When he returned . . . and she’d fixed the transmission of the piece-of-shit car that would bring him here. That motherfucker.
On a surge of anger, she yanked against the cable ties. Nylon bit into her wrists, but she yanked again. And again.
That wasn’t working. Heart pounding, Jenny stopped yanking and simply pulled, straining against the ties, hoping that the cable tie would give or that the chair’s back would crack. Neither did. Terror seeped through her anger and took over, though she’d been sure she’d already felt the worst of her fear when Shaw had stripped her down to her serviceable cotton bra and briefs, when he’d shoved her into his trunk and began the hour-long drive out of the city. By the time he’d dragged her into the darkened cabin and secured her to the old spindleback chair, she’d felt
almost calm—but that calm was gone now, and she yanked again, because it didn’t matter that her wrists bled or that the sides of the chair had tenderized her forearms. It didn’t matter whether the chair broke or her bones did, because if she didn’t get out now then she wouldn’t ever get out.

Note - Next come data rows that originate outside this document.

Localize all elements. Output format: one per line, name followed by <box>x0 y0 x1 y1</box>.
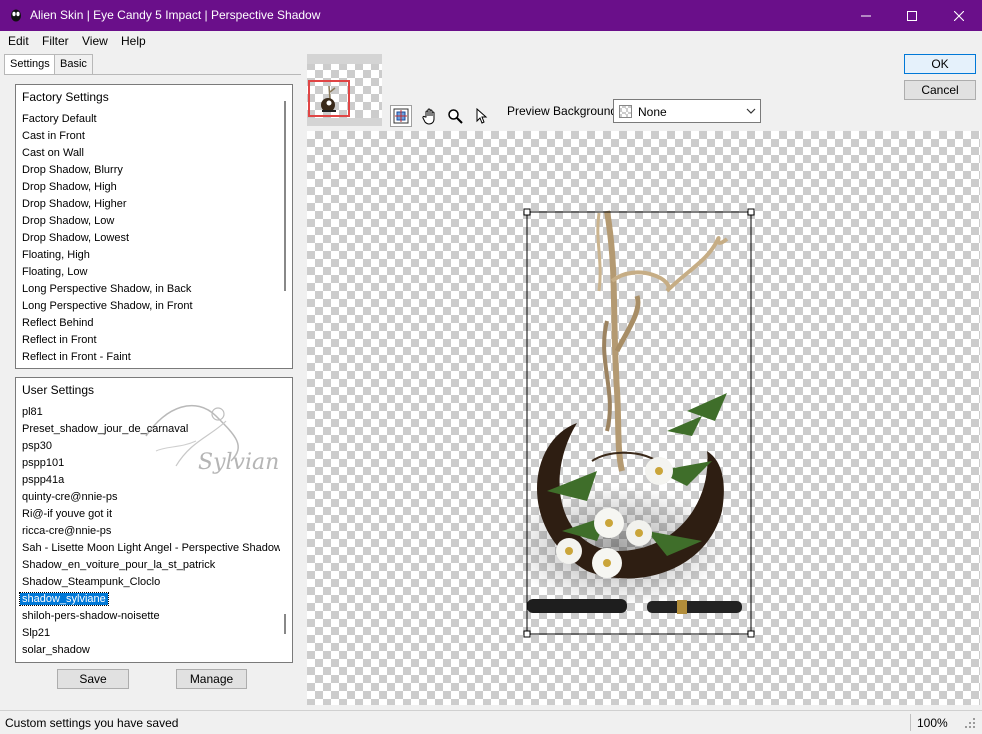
list-item[interactable]: Drop Shadow, Higher <box>16 196 280 213</box>
corner-handle[interactable] <box>523 208 531 216</box>
list-item[interactable]: shiloh-pers-shadow-noisette <box>16 608 280 625</box>
resize-grip-icon[interactable] <box>964 717 976 729</box>
tab-basic[interactable]: Basic <box>54 54 93 74</box>
corner-handle[interactable] <box>747 630 755 638</box>
pointer-tool-button[interactable] <box>470 105 492 127</box>
list-item[interactable]: Preset_shadow_jour_de_carnaval <box>16 421 280 438</box>
zoom-tool-icon <box>448 109 463 124</box>
list-item[interactable]: Factory Default <box>16 111 280 128</box>
maximize-icon <box>907 10 917 21</box>
close-button[interactable] <box>936 0 982 31</box>
title-bar: Alien Skin | Eye Candy 5 Impact | Perspe… <box>0 0 982 31</box>
list-item[interactable]: Drop Shadow, High <box>16 179 280 196</box>
ok-button[interactable]: OK <box>904 54 976 74</box>
list-item[interactable]: Shadow_en_voiture_pour_la_st_patrick <box>16 557 280 574</box>
navigator-viewport-frame[interactable] <box>308 80 350 117</box>
list-item[interactable]: Drop Shadow, Low <box>16 213 280 230</box>
hand-tool-button[interactable] <box>419 105 441 127</box>
user-settings-list[interactable]: Sylviane User Settings pl81 Preset_shado… <box>15 377 293 663</box>
menu-view[interactable]: View <box>82 34 108 48</box>
list-item[interactable]: Long Perspective Shadow, in Back <box>16 281 280 298</box>
list-item[interactable]: Long Perspective Shadow, in Front <box>16 298 280 315</box>
close-icon <box>954 10 964 21</box>
chevron-down-icon <box>746 108 756 114</box>
list-item[interactable]: pspp101 <box>16 455 280 472</box>
maximize-button[interactable] <box>889 0 935 31</box>
pointer-tool-icon <box>476 108 488 124</box>
navigator-border-top <box>307 54 382 64</box>
menu-help[interactable]: Help <box>121 34 146 48</box>
status-divider <box>910 714 911 731</box>
list-item[interactable]: Shadow_Steampunk_Cloclo <box>16 574 280 591</box>
corner-handle[interactable] <box>747 208 755 216</box>
list-item[interactable]: Sah - Lisette Moon Light Angel - Perspec… <box>16 540 282 557</box>
factory-scrollbar[interactable] <box>280 85 292 368</box>
scroll-thumb[interactable] <box>284 614 286 634</box>
corner-handle[interactable] <box>523 630 531 638</box>
list-item[interactable]: Drop Shadow, Lowest <box>16 230 280 247</box>
user-scrollbar[interactable] <box>280 378 292 662</box>
list-item[interactable]: Reflect in Front <box>16 332 280 349</box>
window-title: Alien Skin | Eye Candy 5 Impact | Perspe… <box>30 8 321 22</box>
minimize-icon <box>861 15 871 16</box>
user-settings-header: User Settings <box>22 383 95 397</box>
list-item[interactable]: quinty-cre@nnie-ps <box>16 489 280 506</box>
list-item[interactable]: Slp21 <box>16 625 280 642</box>
list-item[interactable]: Cast in Front <box>16 128 280 145</box>
list-item[interactable]: Ri@-if youve got it <box>16 506 280 523</box>
list-item[interactable]: Drop Shadow, Blurry <box>16 162 280 179</box>
list-item[interactable]: Cast on Wall <box>16 145 280 162</box>
selected-label: shadow_sylviane <box>19 592 109 606</box>
scroll-thumb[interactable] <box>284 101 286 291</box>
menu-bar: Edit Filter View Help <box>0 31 982 51</box>
list-item[interactable]: Floating, Low <box>16 264 280 281</box>
menu-filter[interactable]: Filter <box>42 34 69 48</box>
manage-button[interactable]: Manage <box>176 669 247 689</box>
list-item[interactable]: pl81 <box>16 404 280 421</box>
list-item[interactable]: pspp41a <box>16 472 280 489</box>
hand-tool-icon <box>422 108 435 125</box>
list-item-selected[interactable]: shadow_sylviane <box>16 591 280 608</box>
save-button[interactable]: Save <box>57 669 129 689</box>
preview-background-value: None <box>638 105 667 119</box>
app-icon <box>11 9 21 22</box>
navigate-tool-button[interactable] <box>390 105 412 127</box>
preview-image[interactable] <box>307 131 980 705</box>
factory-settings-list[interactable]: Factory Settings Factory Default Cast in… <box>15 84 293 369</box>
list-item[interactable]: ricca-cre@nnie-ps <box>16 523 280 540</box>
background-swatch <box>619 105 632 118</box>
list-item[interactable]: Reflect in Front - Faint <box>16 349 280 366</box>
cancel-button[interactable]: Cancel <box>904 80 976 100</box>
minimize-button[interactable] <box>843 0 889 31</box>
zoom-tool-button[interactable] <box>444 105 466 127</box>
status-bar: Custom settings you have saved 100% <box>0 710 982 734</box>
tab-settings[interactable]: Settings <box>4 54 56 75</box>
zoom-level: 100% <box>917 716 948 730</box>
list-item[interactable]: Reflect Behind <box>16 315 280 332</box>
status-text: Custom settings you have saved <box>5 716 179 730</box>
list-item[interactable]: Floating, High <box>16 247 280 264</box>
factory-settings-header: Factory Settings <box>22 90 109 104</box>
menu-edit[interactable]: Edit <box>8 34 29 48</box>
navigate-tool-icon <box>393 108 409 124</box>
navigator-border-bottom <box>307 118 382 126</box>
preview-background-label: Preview Background: <box>507 104 621 118</box>
list-item[interactable]: psp30 <box>16 438 280 455</box>
list-item[interactable]: solar_shadow <box>16 642 280 659</box>
preview-background-select[interactable]: None <box>613 99 761 123</box>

But it hurt. Oh, God, how it hurt. Hot tears joined the sweat on her face, but her sobs were smothered by the gag Shaw had made from a pair of her stockings, wadding up one and shoving the ball of silk into her mouth, stretching its mate between her lips and tying it behind her head. She tried to scream and almost choked when the wad hit the back of her tongue. Her stomach heaved.
Oh, hell no.
Jenny stopped struggling and forced herself to breathe slowly through her nose, waiting until the bile in her throat receded. She was not going to drown in her own puke. Though that fate was better than what Brandon Shaw had in store for her, she was not going out this way, panicking her way to death. And she was not going to die in a dirty little cabin in the middle of fucking nowhere, choking on sobs and snot.
And she was definitely not dying in her granny panties.
The police would find her first. Ian would find her. He and her brother weren’t on the team tasked to find the serial killer; if they had been, Tom wouldn’t have taken time off for a vacation, and Jenny would have been eating dinner at her brother’s house that night instead of being attacked by Brandon Shaw in her kitchen.
But Ian would check his voice mail, where she’d been leaving him a message about a delay in Tom’s return flight—a message that had been cut off halfway through by her scream. And although her phone had skidded across the kitchen tile when Shaw had jumped her, she didn’t think the call had been disconnected. Ian might have heard her shout Shaw’s name.
How long before he checked his voice mail? Not too long. He never let it go for too long.
Ian just had to be faster than Shaw—who’d returned to the city, he’d said, for something special. Jenny didn’t want to know what that meant. The important thing was: it would take Shaw an hour to return home. Hopefully, Ian and the Bend police force would be waiting for him.